La loi Essoc, adoptée en juillet 2018, prévoit en effet que le gouvernement puisse modifier par ordonnance certaines règles régissant le cadre normatif des modes d’accueil du jeune enfant. Le texte stipule à l’article 50 que le Gouvernement est autorisé à prendre par ordonnances « toute mesure relevant du domaine de la loi afin de faciliter l’implantation, le développement et le maintien de modes d’accueil de la petite enfance ».

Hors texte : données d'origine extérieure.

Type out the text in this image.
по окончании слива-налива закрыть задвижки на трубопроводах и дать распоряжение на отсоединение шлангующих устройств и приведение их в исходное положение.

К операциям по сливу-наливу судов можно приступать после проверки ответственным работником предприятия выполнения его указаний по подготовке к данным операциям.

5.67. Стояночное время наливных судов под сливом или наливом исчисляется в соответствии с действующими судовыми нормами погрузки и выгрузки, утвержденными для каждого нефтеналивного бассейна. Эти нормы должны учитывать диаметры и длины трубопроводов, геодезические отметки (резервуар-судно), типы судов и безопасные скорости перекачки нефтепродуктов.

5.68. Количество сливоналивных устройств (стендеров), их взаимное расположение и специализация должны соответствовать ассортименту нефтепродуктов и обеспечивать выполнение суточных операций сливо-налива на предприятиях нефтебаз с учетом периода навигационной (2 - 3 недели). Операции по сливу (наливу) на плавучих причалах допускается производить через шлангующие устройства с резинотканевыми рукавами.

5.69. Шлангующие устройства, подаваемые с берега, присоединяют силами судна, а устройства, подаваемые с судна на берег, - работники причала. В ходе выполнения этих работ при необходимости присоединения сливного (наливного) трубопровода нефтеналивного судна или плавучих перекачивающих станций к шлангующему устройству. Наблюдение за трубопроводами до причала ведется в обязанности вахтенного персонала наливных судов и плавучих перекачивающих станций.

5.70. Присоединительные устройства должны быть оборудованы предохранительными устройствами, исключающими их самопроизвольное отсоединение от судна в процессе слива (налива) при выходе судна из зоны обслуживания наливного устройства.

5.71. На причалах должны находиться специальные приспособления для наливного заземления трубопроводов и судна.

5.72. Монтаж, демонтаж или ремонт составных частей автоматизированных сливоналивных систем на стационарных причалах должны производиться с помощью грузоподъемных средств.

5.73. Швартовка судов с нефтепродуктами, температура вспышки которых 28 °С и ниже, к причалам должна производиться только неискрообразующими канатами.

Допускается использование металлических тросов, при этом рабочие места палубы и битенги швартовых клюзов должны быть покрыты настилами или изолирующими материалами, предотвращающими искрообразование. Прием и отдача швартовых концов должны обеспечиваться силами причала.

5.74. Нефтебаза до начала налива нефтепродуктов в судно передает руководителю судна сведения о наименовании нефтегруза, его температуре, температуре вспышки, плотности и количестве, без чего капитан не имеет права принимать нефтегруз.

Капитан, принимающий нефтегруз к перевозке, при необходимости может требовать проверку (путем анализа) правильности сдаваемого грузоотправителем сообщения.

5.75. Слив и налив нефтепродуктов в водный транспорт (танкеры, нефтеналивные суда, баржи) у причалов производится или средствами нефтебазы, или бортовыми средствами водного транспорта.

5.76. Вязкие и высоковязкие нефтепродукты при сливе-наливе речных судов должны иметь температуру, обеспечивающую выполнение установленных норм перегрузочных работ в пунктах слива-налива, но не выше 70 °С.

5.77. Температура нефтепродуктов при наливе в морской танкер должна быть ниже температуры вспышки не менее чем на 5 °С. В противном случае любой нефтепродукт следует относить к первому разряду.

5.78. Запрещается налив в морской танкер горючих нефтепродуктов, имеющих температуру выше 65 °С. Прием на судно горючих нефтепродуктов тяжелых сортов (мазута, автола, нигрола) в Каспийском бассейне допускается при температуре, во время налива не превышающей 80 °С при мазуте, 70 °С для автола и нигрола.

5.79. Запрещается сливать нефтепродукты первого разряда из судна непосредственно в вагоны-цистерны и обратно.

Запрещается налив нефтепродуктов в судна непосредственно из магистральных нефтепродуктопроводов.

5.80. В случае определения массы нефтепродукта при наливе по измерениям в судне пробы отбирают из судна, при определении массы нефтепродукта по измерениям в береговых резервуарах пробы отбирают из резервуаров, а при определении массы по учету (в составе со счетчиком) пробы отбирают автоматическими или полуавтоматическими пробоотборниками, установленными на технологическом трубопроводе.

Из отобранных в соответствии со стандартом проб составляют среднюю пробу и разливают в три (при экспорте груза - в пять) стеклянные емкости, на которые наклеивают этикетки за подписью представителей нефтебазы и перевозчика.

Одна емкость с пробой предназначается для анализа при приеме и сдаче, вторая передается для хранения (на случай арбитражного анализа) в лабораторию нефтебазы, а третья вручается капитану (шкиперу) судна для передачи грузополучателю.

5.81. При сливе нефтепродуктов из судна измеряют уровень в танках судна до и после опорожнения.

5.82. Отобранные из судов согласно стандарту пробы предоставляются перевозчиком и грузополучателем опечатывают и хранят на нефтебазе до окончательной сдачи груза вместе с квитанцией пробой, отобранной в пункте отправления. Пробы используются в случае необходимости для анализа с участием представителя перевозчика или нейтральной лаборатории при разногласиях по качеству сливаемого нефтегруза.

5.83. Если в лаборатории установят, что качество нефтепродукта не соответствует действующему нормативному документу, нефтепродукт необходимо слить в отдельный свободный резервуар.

Des options qui inquiètent

Depuis, un groupe de travail rassemblant professionnels de la petite enfance, représentants de gestionnaires d’établissements d’accueil du jeune enfant (EAJE) et de collectivités territoriales a planché sur la question. Il s’est réuni à plusieurs reprises de septembre 2018 à janvier 2019. Mais le contenu des ordonnances tarde à être dévoilé, et les options discutées lors de ce groupe de travail inquiètent beaucoup les professionnels de la petite enfance. Parmi les pistes évoquées on trouve :

  • un taux d’encadrement des enfants qui serait unifié en fonction de l’âge et non plus distingué selon que les enfants marchent ou non ;
  • une surface moyenne par enfant qui passerait de 7 à 5,5 m2 ;
  • des modalités de l’accueil en surnombre qui seraient elles aussi revues à la hausse ;
  • un assouplissement des qualifications requises auprès des enfants et la capacité des micro-crèches qui augmenterait de 10 à 16 enfants.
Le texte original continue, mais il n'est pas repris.